How many group homomorphisms $\phi: S_5\to C_5$ are there?
Denote by $S_5$ and $C_5$ the fifth symmetric and cyclic group respectively. How many homomorphisms $\phi: S_5\to C_5$ are there? I think that there is only one, but I'm not too confident in my attempted proof!
My attempted proof: for $i= 1,...,4$, denote the transposition $\sigma_{i,i+1}:=(i\;\; i+1)$. Since $\sigma_i$ generate $S_5$, all homomorphisms, $\phi$, are determined by their behaviour on $\sigma_i$. Observe that $\sigma_i^2 = \mathrm{Id}\implies \phi(\sigma_i)^2=\mathrm{Id}$ and that $\phi(\sigma_i)^5 = \mathrm{Id}$, since the target group is $C_5$. Therefore, the order of $\phi(\sigma_i)$ must be 1 for all $i$. Hence there is only one homomorphism, namely $\phi\equiv \mathrm{Id}$.
Solution 1:
Whenever looking at a homomorphism from a larger group to a smaller group, it is wise to also ask "what do I know about the subgroup structure of my domain?"
Any map $\phi:S_5\longrightarrow C_5,$ will have to have $A_5,$ the commutator subgroup of $S_5,$ in the kernel. Since $S_5/A_5\cong \Bbb{Z}/2\Bbb{Z},$ then one asks if $C_5$ has any elements of order 2, and the answer is certainly no, since $C_5$ is generated by any of its non-identity elements, and thus any such homomorphism must be as you described in your answer.
Solution 2:
Your solution is fine. Here is another approach.

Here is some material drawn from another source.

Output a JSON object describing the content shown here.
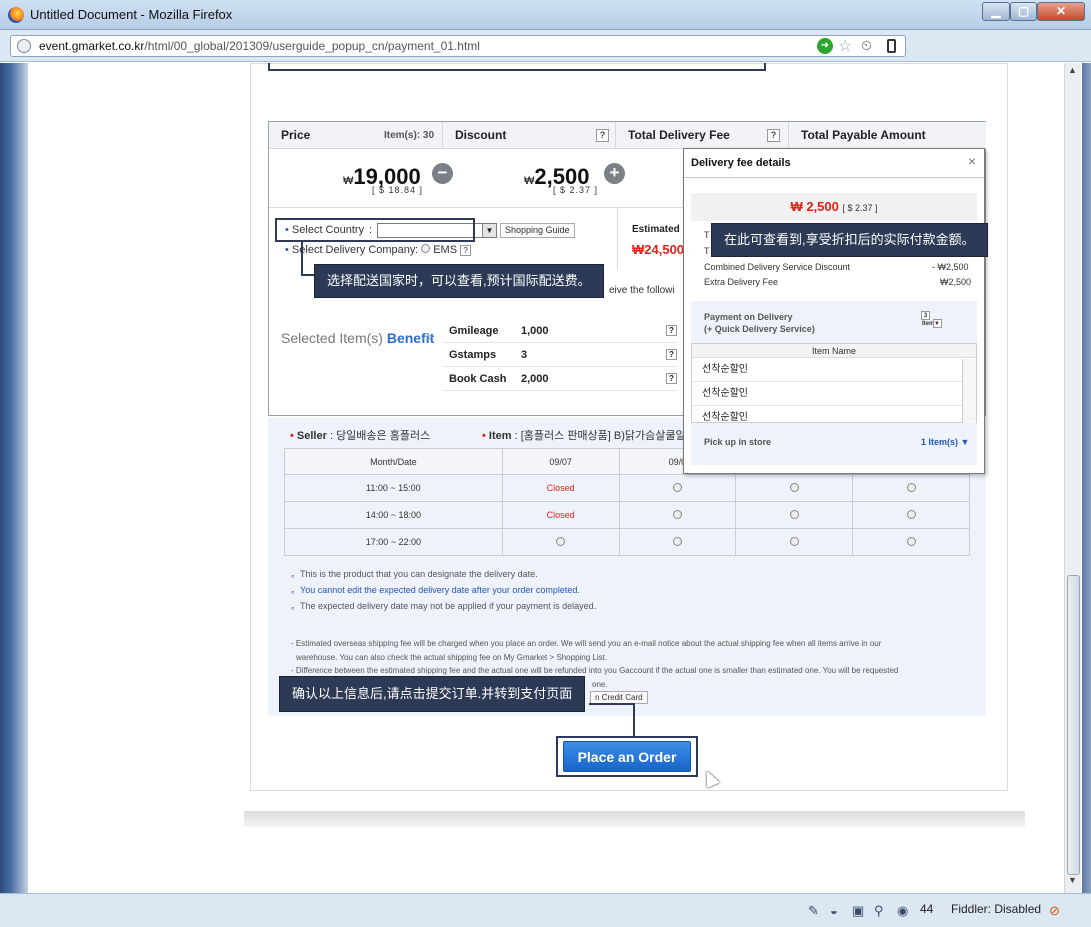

$\ker \phi$ is a normal subgroup of $S_5$, which has only three normal subgroups: $1$, $A_5$, $S_5$.
$\ker \phi \ne 1$ because $S_5$ has $120$ elements and $C_5$ has only $5$.
$\ker \phi \ne A_5$ because $A_5$ has index $2$ but $C_5$ has no subgroup of order $2$.
Therefore, the only possibility is $\ker \phi = S_5$. In other words, $\phi$ is the trivial homomorphism.